Sanders’ comments won praise from Rep. Alexandria Ocasio-Cortez (D-N.Y.), a close ally of Tlaib and Omar who earlier in the day pledged on Twitter not to schedule “any visits to Israel until all members of Congress are allowed.”
Ocasio-Cortez retweeted a clip of Sanders’ MSNBC remarks, and commented, “One thing that is completely undeniable about Bernie Sanders is the enormous political courage he consistently wields on behalf of others.”
“This statement is a big deal,” she continued. “He’s not just standing up for two members – he’s standing for the integrity of the entire US Congress.”
Ten minutes later – possibly worried that her words may be interpreted as an endorsement of Sanders’ presidential run – Ocasio-Cortez tweeted again, “Folks may want to read extra deep into this, but I say this simply to acknowledge the courage it takes to make a statement like this.”
She then name-checked two other 2020 Democratic presidential aspirants, Sen. Elizabeth Warren (D-Mass.) and former HUD Secretary Julian Castro.
“From Warren to Castro to Bernie & others, we are lucky to have the leadership bench we have right now. We should praise all their great moments!”
(Twitter has been agog for months about who Ocasio-Cortez will endorse in the 2020 contest.
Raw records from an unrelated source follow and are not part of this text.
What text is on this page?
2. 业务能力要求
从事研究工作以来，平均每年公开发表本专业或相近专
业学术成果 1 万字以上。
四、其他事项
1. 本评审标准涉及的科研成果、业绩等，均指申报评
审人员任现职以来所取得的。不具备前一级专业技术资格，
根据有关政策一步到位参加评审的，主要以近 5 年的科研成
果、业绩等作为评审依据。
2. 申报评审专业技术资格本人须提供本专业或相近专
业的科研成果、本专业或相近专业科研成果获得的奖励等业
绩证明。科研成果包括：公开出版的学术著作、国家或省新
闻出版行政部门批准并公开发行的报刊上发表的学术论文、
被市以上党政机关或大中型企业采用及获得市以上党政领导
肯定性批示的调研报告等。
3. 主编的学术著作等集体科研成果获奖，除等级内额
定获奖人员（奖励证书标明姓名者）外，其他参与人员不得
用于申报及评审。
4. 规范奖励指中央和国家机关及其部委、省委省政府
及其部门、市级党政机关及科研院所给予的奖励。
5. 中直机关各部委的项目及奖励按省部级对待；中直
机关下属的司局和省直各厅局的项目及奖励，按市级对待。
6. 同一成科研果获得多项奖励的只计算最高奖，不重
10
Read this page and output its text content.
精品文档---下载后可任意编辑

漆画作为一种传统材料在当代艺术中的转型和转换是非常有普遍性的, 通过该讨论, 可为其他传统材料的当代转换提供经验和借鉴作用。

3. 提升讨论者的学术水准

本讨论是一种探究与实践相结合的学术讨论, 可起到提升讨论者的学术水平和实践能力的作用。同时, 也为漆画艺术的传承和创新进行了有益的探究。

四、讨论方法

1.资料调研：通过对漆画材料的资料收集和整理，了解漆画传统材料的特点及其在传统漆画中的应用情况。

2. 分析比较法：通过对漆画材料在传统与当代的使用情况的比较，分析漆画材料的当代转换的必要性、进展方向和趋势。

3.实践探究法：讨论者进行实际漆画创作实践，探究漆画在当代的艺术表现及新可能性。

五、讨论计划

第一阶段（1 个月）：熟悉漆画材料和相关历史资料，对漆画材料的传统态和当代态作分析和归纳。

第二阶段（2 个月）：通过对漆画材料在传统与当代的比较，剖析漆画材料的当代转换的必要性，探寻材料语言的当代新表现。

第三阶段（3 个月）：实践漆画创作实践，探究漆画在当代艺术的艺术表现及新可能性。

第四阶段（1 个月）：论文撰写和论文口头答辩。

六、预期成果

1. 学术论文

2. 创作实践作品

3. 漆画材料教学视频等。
In 2016 she backed fellow democratic socialist Sanders and worked as an organizer for his presidential campaign.)
Israel is one of America’s top military allies, and arguably its closest political ally at the U.N. and other international forums.
Israel is the number one recipient of U.S. military aid. (It has not received U.S. economic aid since fiscal year 2007.)
For FY 2020, the Trump administration has requested $3.3 billion in Foreign Military Financing (FMF) for Israel, and $500 million in missile defense aid. That’s in keeping with a 10-year Memorandum of Understanding (MOU) signed by the Obama administration in 2016. It pledged $38 billion in military aid ($33 billion in FMF grants and $5 billion in missile defense appropriations) over the period FY 2019 to FY 2028.
Much of the funding returns to the U.S. market: Under U.S. law, Israel has been obliged to spend at least 73.7 percent of the FMF assistance in the United States.
It could use up to the remaining 26.3 percent on “off shore procurement” (OSP), meaning it could buy goods from non-U.S. sources, typically Israeli companies.
But, in a bid to maximize the benefits to U.S. companies, the Obama MOU negotiated in 2016 phases out the OSP portion of the funding. The phase-out began in FY 2019 and runs through FY 2028, when 100 percent of the FMF funding to Israel will be spent on U.S.-origin equipment.